Axes de travail de l'Assurance Maladie
- Lutter contre la banalisation des médicaments de palier 2 et de palier 3 : partage des recommandations sanitaires de prescription de ces produits auprès des médecins, mise en place d’une ordonnance sécurisée pour le tramadol…
- Renforcer l’accompagnement des médecins généralistes en matière de prise en charge de la douleur chronique (mise à disposition d’un questionnaire d’évaluation de la douleur, rappel des alternatives aux traitements médicamenteux, adressage vers des services spécialisés)
Améliorer l’accès aux soins des patients, notamment face aux urgences ressenties
Quelques constats
- Près d’un patient sur deux se présente aux urgences en l’absence d’une offre ambulatoire disponible le jour même ou le lendemain.
- Un tiers des patients avec des besoins de soins urgents sont des enfants de moins de 16 ans.
- Côté permanence des soins ambulatoires (PDSA), pour des soins non programmés aux horaires de fermeture des cabinets :
- 95 % des territoires sont couverts ;
- 48 % des médecins généralistes libéraux y participent, en particulier dans les territoires ruraux, défavorisés et moins bien dotés en médecins.
Axes de travail de l'Assurance Maladie
- Stabiliser le système de gardes le soir et le week-end et améliorer la régulation des urgences en journée afin de garantir un accès aux soins 24h/24, 7j/7, partout sur le territoire
- Rendre publiques, en temps réel, les informations sur les lieux de soins ouverts et leur fréquentation
Renouveler et diffuser les outils permettant d’accompagner la décision et la prescription des professionnels de santé
Quelques constats
- Sur les 6,8 millions de dosage de la vitamine D en 2022, dont 60 % prescrits par des médecins généralistes, seuls 9 % correspondent aux 6 situations recommandées par la HAS.

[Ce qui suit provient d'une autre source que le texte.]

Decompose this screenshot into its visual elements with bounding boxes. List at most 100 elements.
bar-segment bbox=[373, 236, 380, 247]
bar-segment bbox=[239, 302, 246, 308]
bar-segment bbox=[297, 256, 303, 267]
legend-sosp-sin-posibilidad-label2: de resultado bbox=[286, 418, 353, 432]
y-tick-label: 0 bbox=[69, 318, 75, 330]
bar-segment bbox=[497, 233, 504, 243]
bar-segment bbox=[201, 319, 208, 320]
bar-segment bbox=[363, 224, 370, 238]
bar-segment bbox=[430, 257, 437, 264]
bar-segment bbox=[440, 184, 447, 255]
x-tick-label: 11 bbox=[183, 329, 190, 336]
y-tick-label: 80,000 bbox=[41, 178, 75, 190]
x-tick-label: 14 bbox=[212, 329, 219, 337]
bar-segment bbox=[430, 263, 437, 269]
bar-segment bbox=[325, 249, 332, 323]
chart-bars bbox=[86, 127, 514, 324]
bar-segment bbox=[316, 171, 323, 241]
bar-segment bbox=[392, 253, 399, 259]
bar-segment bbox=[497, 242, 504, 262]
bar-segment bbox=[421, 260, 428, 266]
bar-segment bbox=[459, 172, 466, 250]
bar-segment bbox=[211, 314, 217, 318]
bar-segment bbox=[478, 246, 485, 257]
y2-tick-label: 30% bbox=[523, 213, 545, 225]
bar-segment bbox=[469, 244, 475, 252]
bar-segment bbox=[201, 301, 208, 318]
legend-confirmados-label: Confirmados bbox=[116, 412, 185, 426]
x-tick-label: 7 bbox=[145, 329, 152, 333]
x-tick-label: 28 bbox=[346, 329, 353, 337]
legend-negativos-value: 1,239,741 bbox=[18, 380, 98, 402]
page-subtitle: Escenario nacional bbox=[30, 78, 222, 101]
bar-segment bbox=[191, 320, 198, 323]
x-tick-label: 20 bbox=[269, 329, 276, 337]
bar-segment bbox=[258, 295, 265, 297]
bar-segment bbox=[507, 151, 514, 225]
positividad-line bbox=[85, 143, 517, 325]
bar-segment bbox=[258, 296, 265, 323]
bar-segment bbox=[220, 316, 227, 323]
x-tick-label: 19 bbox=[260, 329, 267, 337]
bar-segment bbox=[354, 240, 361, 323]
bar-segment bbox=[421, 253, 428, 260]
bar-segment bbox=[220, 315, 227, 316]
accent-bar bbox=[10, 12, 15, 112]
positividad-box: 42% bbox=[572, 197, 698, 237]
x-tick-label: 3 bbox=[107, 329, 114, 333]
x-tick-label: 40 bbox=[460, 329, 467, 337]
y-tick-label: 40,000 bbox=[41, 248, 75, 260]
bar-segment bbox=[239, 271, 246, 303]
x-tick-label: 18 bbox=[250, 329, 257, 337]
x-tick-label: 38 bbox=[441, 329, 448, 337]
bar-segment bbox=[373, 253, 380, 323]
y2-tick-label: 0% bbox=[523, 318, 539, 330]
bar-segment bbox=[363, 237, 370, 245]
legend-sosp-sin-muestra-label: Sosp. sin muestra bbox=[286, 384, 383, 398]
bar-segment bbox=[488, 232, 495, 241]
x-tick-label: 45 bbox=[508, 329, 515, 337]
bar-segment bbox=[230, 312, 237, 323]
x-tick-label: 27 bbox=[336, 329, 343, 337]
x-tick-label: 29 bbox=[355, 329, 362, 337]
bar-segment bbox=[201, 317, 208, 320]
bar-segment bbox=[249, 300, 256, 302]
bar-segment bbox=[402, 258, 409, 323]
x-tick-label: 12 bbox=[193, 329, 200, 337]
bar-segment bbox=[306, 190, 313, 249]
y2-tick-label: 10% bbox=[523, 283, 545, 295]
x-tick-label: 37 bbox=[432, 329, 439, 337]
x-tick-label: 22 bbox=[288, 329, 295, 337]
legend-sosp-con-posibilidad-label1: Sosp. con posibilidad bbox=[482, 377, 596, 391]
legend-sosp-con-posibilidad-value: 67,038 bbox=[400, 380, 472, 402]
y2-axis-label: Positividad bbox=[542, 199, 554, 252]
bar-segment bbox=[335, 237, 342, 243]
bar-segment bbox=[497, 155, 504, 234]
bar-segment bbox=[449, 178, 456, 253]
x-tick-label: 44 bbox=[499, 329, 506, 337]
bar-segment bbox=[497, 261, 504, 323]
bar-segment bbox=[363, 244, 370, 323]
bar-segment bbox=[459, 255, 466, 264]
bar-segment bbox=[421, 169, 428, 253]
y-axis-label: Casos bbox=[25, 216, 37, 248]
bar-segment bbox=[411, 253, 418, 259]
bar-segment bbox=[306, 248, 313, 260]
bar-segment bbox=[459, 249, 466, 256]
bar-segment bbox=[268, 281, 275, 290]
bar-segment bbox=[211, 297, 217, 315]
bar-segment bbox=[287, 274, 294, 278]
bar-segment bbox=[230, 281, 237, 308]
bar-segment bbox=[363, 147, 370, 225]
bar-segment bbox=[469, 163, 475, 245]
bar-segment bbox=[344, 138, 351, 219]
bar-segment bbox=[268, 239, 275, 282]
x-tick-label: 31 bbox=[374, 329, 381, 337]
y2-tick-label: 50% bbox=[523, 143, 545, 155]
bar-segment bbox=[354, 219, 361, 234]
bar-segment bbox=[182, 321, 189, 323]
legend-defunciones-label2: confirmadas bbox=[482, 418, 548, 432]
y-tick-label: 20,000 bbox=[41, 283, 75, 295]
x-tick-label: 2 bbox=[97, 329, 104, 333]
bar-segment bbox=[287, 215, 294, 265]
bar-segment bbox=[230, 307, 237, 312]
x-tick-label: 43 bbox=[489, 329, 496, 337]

- Côté transports sanitaires, accroissement de la demande :
- 6,4 millions de patients transportés en 2023, en augmentation de 13,8 % entre 2016 et 2023 ;
- 9 points de hausse des remboursements par rapport à 2022, qui atteignent en 2023 un montant total historique de 6,3 milliards d’euros.
Axes de travail de l'Assurance Maladie
- Poursuivre l’accompagnement à la prescription et l’étendre à de nouveaux postes de dépenses de soins, notamment les transports
- Établir une feuille de route pluriannuelle de maîtrise des dépenses de transports de patients garantissant une prise en charge de qualité et un maillage territorial suffisant
- Généraliser les plateformes de commande de transport de patients dans les établissements
- Étendre les ordonnances sécurisées pour contenir la dispensation de certains médicaments spécifiques, à forts enjeux de santé publique
- Promouvoir et faciliter l’usage des outils numériques visant à renforcer la pertinence et l’efficience des prescriptions (logiciel d’aide à la prescription (LAP) et système d’aide à la décision médicale (SADM)) notamment en lien avec les 15 programmes d’actions définis avec les représentants des médecins dans la convention médicale
Source : Rapport « Améliorer la qualité du système de santé et maîtriser les dépenses - Propositions de l’Assurance Maladie pour 2025 » sauf mention contraire.
(1) Société française d’évaluation et de traitement de la douleur (SFETD), Livre blanc de la douleur, 2017 : État des lieux et propositions pour un système de santé éthique, moderne et citoyen ; Haute Autorité de santé (HAS) : Recommander les bonnes pratiques, guide, parcours de santé d’une personne présentant une douleur chronique, janvier 2023.